One minor detail is still missing. Usually the input of a hashing function is not exactly 1024 bits. Therefore, the input must first be padded. The padding function extends the length of the last message block to 128 bytes, e.g. 1024 bits. For cryptocurrency mining, the first hash is calculated of a 80 byte message (640 bits). This results in a hash of 640 bits. The second hash is calculated of the 640 bits intermediate hash. In both cases the input must be extended to 1024 bits first.

Given that the padding function is limited to only support a single message, it can be implemented in Clash by adding a few Vectors of constants. A sufficiently large Vector of 0s ensures that I can always take 120 bytes, independently of the input. Finally, the last 8 bytes are appended, such that the result is a Vector of 128 bytes.
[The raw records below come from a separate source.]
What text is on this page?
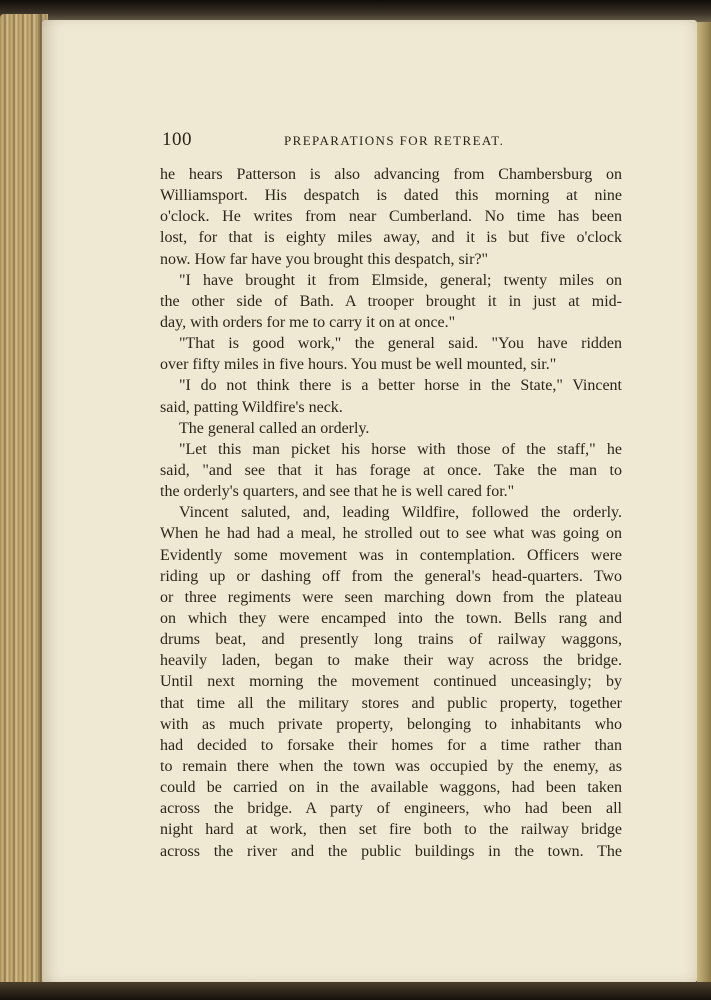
100	PREPARATIONS FOR RETREAT.
he hears Patterson is also advancing from Chambersburg on
Williamsport. His despatch is dated this morning at nine
o'clock. He writes from near Cumberland. No time has been
lost, for that is eighty miles away, and it is but five o'clock
now. How far have you brought this despatch, sir?"
"I have brought it from Elmside, general; twenty miles on
the other side of Bath. A trooper brought it in just at mid-
day, with orders for me to carry it on at once."
"That is good work," the general said. "You have ridden
over fifty miles in five hours. You must be well mounted, sir."
"I do not think there is a better horse in the State," Vincent
said, patting Wildfire's neck.
The general called an orderly.
"Let this man picket his horse with those of the staff," he
said, "and see that it has forage at once. Take the man to
the orderly's quarters, and see that he is well cared for."
Vincent saluted, and, leading Wildfire, followed the orderly.
When he had had a meal, he strolled out to see what was going on
Evidently some movement was in contemplation. Officers were
riding up or dashing off from the general's head-quarters. Two
or three regiments were seen marching down from the plateau
on which they were encamped into the town. Bells rang and
drums beat, and presently long trains of railway waggons,
heavily laden, began to make their way across the bridge.
Until next morning the movement continued unceasingly; by
that time all the military stores and public property, together
with as much private property, belonging to inhabitants who
had decided to forsake their homes for a time rather than
to remain there when the town was occupied by the enemy, as
could be carried on in the available waggons, had been taken
across the bridge. A party of engineers, who had been all
night hard at work, then set fire both to the railway bridge
across the river and the public buildings in the town. The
pad :: Vec n (BitVector 8) -> Vec 128 (BitVector 8)
pad i = ov
  where
    blocks  = 1 :: BitVector 64
    blocksV = unpack blocks :: Vec 8 (BitVector 8)
    w       = singleton 0x80
    ip      = i ++ w ++ replicate d120 0
    ip120   = take d120 ip
    ov      = ip120 ++ blocksV

A small helper function is used to pad a BitVector, by first unpacking it into a Vector of BitVectors.

padBitVector :: KnownNat n => BitVector (n * 8) -> BitVector 1024
padBitVector = pack . pad . unpack

Now all functions are implemented in Clash, that together form the hashing algorithm suitable for mining! A one-liner is enough to combine them all.

groestlGroestlF :: BitVector 640 -> BitVector 512
groestlGroestlF = groestlf . padBitVector . groestlf . padBitVector

To test the hashing functions, I use data from the GroestlCoin blockchain, GroestlCoin Block 1971106. The GroestlCoin applies the Groest-hashing function twice to the header of a block. The following Clash code contains the block header, and the expected hash. The comparison at the end tests the calculated hash against the expected hash.

block1971106 :: BitVector 640
block1971106 = 0x00000020f501ca94ae05eea597de359b1c4b02b5f97ab06cd3cbc4a259ca0c0000000000e4143d74891c36407e06dc1a4be40350bd2704510eb8b5eb785212ec38bca986d62b8b5ab47b1c1b187aea67
hashBlock1971106 :: BitVector 256
hashBlock1971106 = 0x00000000001b71007302e17daa16c0b357990778c586def3f1b0f5d0c75694d2

toByteV :: KnownNat n => BitVector (n*8) -> Vec n (BitVector 8)
toByteV a = unpack a

reverseTruncHash :: BitVector 512 -> BitVector 256
reverseTruncHash = pack . reverse . take d32 . toByteV

testHash :: Bool
testHash = hashBlock1971106 == reverseTruncHash (groestlGroestlF block1971106)

It works!

Test bench

Finally, I will create a test bench using Clash that can be used in a hardware simulator. Therefore the magic testInput, expectedOutput and topEntity function need to be defined.

import Clash.Explicit.Testbench

topEntity :: Clock System Source -> Reset System Asynchronous -> BitVector 640 -> Signal System (BitVector 256)
topEntity = exposeClockReset $ pure . reverseTruncHash . groestlGroestlF

testBench :: Signal System Bool
testBench = done
  where
    testInput      = block1971106
    expectedOutput = outputVerifier clk rst (hashBlock1971106  :> Nil)
    done           = expectedOutput (topEntity clk rst testInput)
    clk            = tbSystemClockGen (not <$> done)
    rst            = systemResetGen
runTestBench = sampleN 2 testBench

The complete Clash code can be downloaded from: Groestl.hs. The Clash code, including the test bench, can now be converted into VHDL using the following command:

foo@bar:~$ clash --vhdl Groestl.hs

The resulting hardware implementation is not very efficient. All calculations are performed in a single clock cycle. This results in a huge design that can only run at a low clock frequency.

Conclusion

I hope that this blog post showed that it is easy to convert a mathematical description of an algorithm into synthesizable Clash code. However, the current implementation is not very efficient. In a future blog post, I will address this issue and try to optimize the design to fit on a SoCKit / DE-10-Nano board. Moreover, the goal is to maximize the hashing rate that can be obtained using the board.